O Outro Lado da Moeda

(Cara ou Coroa) x (Direito ou Justiça)

Rogério Silva, Teólogo
Publicado por Rogério Silva
anteontem

Cara e coroa são partes distintas de um mesmo cenário, a moeda. Mas poucos sabem que esta expressão foi utilizada para resolver um impasse importante nos EUA em 1845 e como se sabe, ela só faz sentido com uma moedinha...

Esta expressão teve papel importante na criação de uma cidade no estado do Oregon, quando em forma de um jogo, foi utilizado uma moeda jogada para cima para decidir uma disputa entre Asa Lawrence Lovejoy (1808-1882) e Francis William Pettygrove (1812-1887), exatamente para decidir quem escolheria o nome da nova cidade do estado do Oregon. Pettygrove levou a melhor e nomeou a cidade como Portland.

É estranho pensar que um jogo tão simples que surgiu na Roma Antiga, pudesse ter participação tão importante na nomeação de uma cidade no Oregon, EUA. E tendo a cidade de Portland sendo criada lançando-se sortes!

Mas é interessante pensarmos também e refletirmos se são mesmo necessárias grandes medidas para podermos decidir fatos e ou questões importantes. Não seriam as medidas e ou tomadas de decisões, por mais simples que sejam, quem definem sua importância, isto por causa de suas consequências, por causa da importância da ocasião e não apenas das atitudes!? Ou seja, daquilo que, ou já representa ou que venha a representar!?

Na verdade não são as atitudes de um homem, seja ele culto, famoso, inteligente e bem sucedido que fazem de suas atitudes dignas, coerentes e ou bem sucedidas, caso isto fosse verdade muitos empresários famosos e com a maioria destas características nunca tomariam decisões erradas e precipitadas e não existiria os famosos “Crime do colarinho branco, como ficou conhecido os crimes corporativos”...!

Certa vez “Cristo” disse:

"Ai de vós, escribas e fariseus, hipócritas! porque percorreis o mar e a terra para fazer um prosélito; e, depois de o terdes feito, o tornais duas vezes mais filho do inferno do que vós. Ai de vós, guias cegos! que dizeis: Quem jurar pelo ouro do santuário, esse fica obrigado ao que jurou. Insensatos e cegos! Pois qual é o maior; o ouro, ou o santuário que santifica o ouro? E: Quem jurar pelo altar, isso nada é; mas quem jurar pela oferta que está sobre o altar, esse fica obrigado ao que jurou. Cegos! Pois qual é maior: a oferta, ou o altar que santifica a oferta?", Mateus 23:15-19...

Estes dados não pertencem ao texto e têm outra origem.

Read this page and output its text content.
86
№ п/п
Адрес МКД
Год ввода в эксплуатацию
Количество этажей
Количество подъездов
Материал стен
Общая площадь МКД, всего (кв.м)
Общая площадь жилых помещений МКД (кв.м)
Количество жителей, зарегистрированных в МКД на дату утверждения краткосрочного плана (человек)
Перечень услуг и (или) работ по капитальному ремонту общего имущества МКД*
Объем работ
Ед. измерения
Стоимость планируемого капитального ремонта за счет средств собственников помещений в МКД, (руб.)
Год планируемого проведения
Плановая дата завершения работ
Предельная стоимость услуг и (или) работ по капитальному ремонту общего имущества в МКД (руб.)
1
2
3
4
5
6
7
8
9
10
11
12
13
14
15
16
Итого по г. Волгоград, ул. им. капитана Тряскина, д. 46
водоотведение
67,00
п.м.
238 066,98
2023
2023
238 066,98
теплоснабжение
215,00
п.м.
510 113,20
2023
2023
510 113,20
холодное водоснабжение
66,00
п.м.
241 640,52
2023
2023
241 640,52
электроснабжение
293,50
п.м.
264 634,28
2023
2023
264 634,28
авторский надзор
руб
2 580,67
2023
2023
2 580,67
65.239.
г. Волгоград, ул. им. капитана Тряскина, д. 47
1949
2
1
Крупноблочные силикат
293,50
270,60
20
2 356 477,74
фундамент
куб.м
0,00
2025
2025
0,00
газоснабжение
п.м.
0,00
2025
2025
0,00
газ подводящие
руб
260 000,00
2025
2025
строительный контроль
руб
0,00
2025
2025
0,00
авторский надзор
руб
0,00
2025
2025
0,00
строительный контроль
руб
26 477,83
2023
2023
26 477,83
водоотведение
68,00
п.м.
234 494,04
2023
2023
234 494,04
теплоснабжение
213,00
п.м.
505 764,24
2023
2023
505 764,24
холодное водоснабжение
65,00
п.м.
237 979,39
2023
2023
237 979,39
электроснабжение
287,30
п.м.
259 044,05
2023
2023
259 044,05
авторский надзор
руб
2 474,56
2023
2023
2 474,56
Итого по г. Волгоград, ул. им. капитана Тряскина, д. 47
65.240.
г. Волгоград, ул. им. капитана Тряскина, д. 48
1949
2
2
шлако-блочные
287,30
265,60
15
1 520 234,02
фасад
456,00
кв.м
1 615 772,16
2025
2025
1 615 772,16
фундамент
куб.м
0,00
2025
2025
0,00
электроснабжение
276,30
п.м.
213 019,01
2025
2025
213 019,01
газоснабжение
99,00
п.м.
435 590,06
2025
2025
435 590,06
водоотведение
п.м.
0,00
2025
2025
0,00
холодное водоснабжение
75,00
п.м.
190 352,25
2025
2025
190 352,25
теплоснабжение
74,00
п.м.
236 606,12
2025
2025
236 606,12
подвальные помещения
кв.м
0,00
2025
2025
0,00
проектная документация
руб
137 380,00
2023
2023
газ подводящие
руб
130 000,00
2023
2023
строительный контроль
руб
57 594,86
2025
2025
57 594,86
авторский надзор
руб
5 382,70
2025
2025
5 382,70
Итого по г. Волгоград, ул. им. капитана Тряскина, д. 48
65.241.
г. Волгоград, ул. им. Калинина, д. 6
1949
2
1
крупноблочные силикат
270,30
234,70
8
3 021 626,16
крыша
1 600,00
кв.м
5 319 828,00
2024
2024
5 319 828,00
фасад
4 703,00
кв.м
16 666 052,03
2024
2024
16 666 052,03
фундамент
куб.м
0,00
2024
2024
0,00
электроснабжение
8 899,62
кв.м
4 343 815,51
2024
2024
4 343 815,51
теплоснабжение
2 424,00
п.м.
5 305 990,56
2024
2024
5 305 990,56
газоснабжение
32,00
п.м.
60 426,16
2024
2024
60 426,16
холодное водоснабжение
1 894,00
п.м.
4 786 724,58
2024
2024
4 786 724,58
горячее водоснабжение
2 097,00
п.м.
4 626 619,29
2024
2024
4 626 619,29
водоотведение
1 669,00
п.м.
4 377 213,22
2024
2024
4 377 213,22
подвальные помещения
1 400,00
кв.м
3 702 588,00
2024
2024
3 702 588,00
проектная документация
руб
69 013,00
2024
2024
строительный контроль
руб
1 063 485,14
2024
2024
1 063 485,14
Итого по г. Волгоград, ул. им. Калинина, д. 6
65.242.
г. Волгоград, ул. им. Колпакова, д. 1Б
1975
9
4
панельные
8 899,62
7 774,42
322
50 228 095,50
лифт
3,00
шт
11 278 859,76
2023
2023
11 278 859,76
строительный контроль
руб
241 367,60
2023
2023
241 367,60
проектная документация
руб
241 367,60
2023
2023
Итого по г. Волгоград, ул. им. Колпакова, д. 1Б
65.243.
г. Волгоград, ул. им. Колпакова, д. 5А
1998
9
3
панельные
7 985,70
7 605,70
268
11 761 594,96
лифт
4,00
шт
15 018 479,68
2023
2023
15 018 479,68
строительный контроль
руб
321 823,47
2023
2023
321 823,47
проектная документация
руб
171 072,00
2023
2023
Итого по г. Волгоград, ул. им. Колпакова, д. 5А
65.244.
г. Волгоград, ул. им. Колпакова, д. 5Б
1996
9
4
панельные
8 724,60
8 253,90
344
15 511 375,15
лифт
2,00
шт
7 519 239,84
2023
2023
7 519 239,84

Estas palavras são importantes porque nos mostra que tipo de visão, na verdade, que entendimento os Escribas, Saduceus e Fariseus tinham naquela época. E mais, se considerarmos qual a importâncias que estes grupos tinham em sua época, sem contar em o que realmente representava o altar, iremos perceber os motivos que “Cristo” os alertou sobre àquela forma de pensar!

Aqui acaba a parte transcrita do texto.